[Editor's Note: Because several sessions took place the first and second days of the meeting, this will be a multi-part series of articles.]
By Mary Alice Murphy
The second presentation of the Interim Legislative Science, Technology and Telecommunications Committee featured four presenters from Western New Mexico University on the topic of Challenges of Remote Education.
The four presenters were Jason Collet, director of information technology; Donna Rees, extended university director; Dean Foster, director of online learning; and April Hanson, manager of the office of IT video communications.
Collet started off his presentation by saying: "Without proper infrastructure, data cannot be delivered.
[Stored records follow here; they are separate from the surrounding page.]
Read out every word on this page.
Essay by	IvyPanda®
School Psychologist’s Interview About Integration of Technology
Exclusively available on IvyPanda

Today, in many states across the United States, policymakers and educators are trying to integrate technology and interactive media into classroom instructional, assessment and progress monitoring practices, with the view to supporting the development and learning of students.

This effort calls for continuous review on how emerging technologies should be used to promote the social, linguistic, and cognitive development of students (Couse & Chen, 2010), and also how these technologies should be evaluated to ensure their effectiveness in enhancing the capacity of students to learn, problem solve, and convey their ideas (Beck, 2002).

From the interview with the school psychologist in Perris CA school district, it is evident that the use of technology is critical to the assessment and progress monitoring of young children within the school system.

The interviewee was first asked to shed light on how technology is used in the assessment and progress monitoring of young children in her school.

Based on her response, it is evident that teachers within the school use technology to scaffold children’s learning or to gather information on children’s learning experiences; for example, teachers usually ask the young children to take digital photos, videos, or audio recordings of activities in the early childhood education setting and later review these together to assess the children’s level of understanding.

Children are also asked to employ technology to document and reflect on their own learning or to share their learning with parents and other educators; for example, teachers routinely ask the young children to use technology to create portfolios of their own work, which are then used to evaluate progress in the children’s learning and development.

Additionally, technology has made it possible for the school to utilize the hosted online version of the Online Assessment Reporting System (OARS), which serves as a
Cyberinfrastructure is paramount for effective and affordable bandwidth. For higher education, cyberinfrastructure limits not only what the institution may deliver, but also what the student may receive."
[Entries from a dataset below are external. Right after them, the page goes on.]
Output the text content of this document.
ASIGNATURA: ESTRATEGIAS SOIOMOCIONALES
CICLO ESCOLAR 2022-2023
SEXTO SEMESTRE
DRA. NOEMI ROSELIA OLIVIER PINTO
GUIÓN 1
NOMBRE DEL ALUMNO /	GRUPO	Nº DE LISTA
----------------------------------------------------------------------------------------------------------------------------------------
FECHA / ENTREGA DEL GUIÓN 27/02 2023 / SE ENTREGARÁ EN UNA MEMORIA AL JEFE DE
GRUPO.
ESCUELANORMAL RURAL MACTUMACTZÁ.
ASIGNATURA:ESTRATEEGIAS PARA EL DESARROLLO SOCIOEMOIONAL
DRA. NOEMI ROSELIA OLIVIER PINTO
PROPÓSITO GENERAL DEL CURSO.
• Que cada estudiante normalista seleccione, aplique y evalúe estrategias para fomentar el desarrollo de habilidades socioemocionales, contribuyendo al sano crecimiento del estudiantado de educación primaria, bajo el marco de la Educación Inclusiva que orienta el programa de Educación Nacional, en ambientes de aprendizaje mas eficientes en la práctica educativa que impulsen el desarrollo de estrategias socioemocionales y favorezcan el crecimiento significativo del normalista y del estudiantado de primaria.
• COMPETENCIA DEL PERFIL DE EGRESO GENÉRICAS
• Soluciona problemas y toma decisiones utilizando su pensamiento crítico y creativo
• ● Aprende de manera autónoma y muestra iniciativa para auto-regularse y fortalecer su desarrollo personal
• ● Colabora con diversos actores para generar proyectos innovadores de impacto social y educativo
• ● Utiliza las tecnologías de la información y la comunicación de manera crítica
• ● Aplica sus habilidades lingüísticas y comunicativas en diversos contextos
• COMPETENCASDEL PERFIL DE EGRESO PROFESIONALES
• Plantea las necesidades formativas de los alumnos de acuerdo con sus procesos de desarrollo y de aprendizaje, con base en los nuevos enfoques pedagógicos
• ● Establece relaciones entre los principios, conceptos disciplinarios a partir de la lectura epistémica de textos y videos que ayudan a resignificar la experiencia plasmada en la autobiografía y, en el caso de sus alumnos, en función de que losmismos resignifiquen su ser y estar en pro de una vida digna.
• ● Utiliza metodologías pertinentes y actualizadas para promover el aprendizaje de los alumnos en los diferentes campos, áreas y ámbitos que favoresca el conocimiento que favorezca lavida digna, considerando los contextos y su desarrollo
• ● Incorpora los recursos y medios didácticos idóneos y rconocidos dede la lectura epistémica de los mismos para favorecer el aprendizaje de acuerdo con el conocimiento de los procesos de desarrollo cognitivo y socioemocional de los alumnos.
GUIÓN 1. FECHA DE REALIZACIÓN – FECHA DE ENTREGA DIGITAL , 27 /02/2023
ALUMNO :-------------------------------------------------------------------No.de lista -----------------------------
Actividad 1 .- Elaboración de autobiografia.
He compared New Mexico to countries of the world and states of the union. Hong Kong leads the world in peak bandwidth utilization, at 87.7 Mbps (megabits per second). Virginia leads in the U.S., with 73.5 Mbps, followed by Utah with 60.2 Mbps, Arizona at 46.1 Mbps, then New Mexico at 35.5 Mbps. Following New Mexico is Iraq at 34.2 Mbps.
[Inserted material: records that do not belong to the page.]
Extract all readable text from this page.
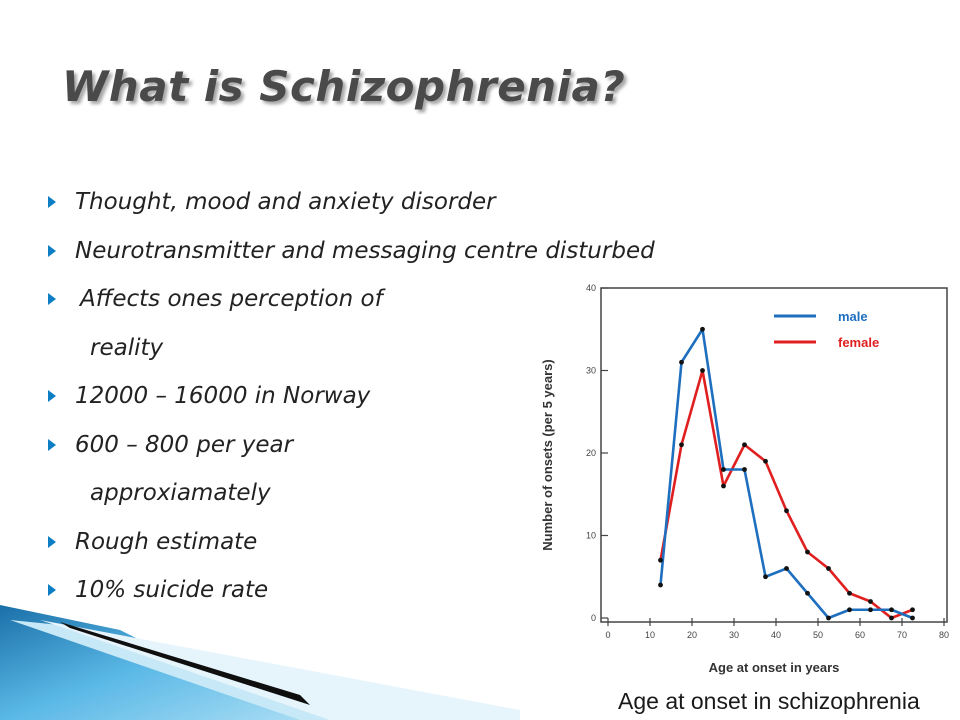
What is Schizophrenia?
Thought, mood and anxiety disorder
Neurotransmitter and messaging centre disturbed
Affects ones perception of
reality
12000 – 16000 in Norway
600 – 800 per year
approxiamately
Rough estimate
10% suicide rate
0	10	20	30	40	50	60	70	80
0
10
20
30
40
male
female
Age at onset in years
Number of onsets (per 5 years)

Age at onset in schizophrenia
"We are at half of what Virginia has," Collet pointed out.
New Mexico has the Rio Grande Optical Network that runs between the research institutions, University New Mexico, New Mexico State University and New Mexico Tech. An evolved loop that combines elements of Cogent and Plateau ISP resources creates a fiber loop in the eastern part of the state. From these two major hubs, New Mexico Highlands University, Northern New Mexico and Eastern New Mexico University gain access to 1 Gb or higher speeds. A sizeable portion of the state—the western part—is in need of strategy and development.
"We have bandwidth deserts in the state, especially in the western part of the state," Collet said. "Broadband is an ever growing standard, but I get only 12 Mbps to my house. The vast majority of the state is a broadband bandwidth desert, with no access."
Collet said the expectation of WiFi acces is important to where one goes. It's important to have a restroom, running water and WiFi.
"Access means viable speeds," he continued. "At Western, we used to throttle down videos to allow access to everyone. Higher education needs evolved from a need to access web pages to a need for videos, applications, servers, data centers, internet appliances and security systems, and the cloud."
He said no providers in Grant County can deliver more than 1 Gb to a site, although WNM Communications can offer up to 1 Gb. For residential uses, the only true broadband is available over cable. As for costs, WNMU pays $4.50 per Mb of commodity, whereas UNM pays less than $1 per MB. Residents pay more for less."
Collet said WNMU receives its bandwidth from a single source provider. "Grant County may have multiple ISPs, but the transport of the bandwidth all relies on CenturyLink fiber. We have the necessity of redundancy."
Rees said until recently, WNMU had four distance learning centers, but not enough students were going to the centers, but choosing to take their classes online, so "we closed three of them. We reached out to students to make sure they could get the courses they needed for graduation. I know of one student who lives in Glenwood and has to drive to his mother-in-law's in Silver City to have enough bandwidth to finish his degree. As of this morning, only 35 percent of the classes in Silver City are face-to-face. Last spring it was 40 percent. We have a few face-to-face classes in Deming."
In 1993, the extended university began video conferencing to the Deming Learning Center. "Now students can access the classes anywhere they have internet access. Sixty-five percent of our enrollment is online."
Foster said the challenge is delivering online classes to students in New Mexico. "Six hundred fourteen of our online students are in New Mexico, but we have to be realistic about what we can deliver."
Hanson said she in in charge of video conferencing. "This is not only synchronous videoing, but we record so students can watch later. A lot of our time online is the synchronous element. Video requires access that many students don't have."
Rees expanded on the earlier comment about training faculty members in the pedagogy of online classes. "Our first attempt was with a large group. That didn't work. We've redesigned the training to on-demand, so that faculty members can get help when they need it."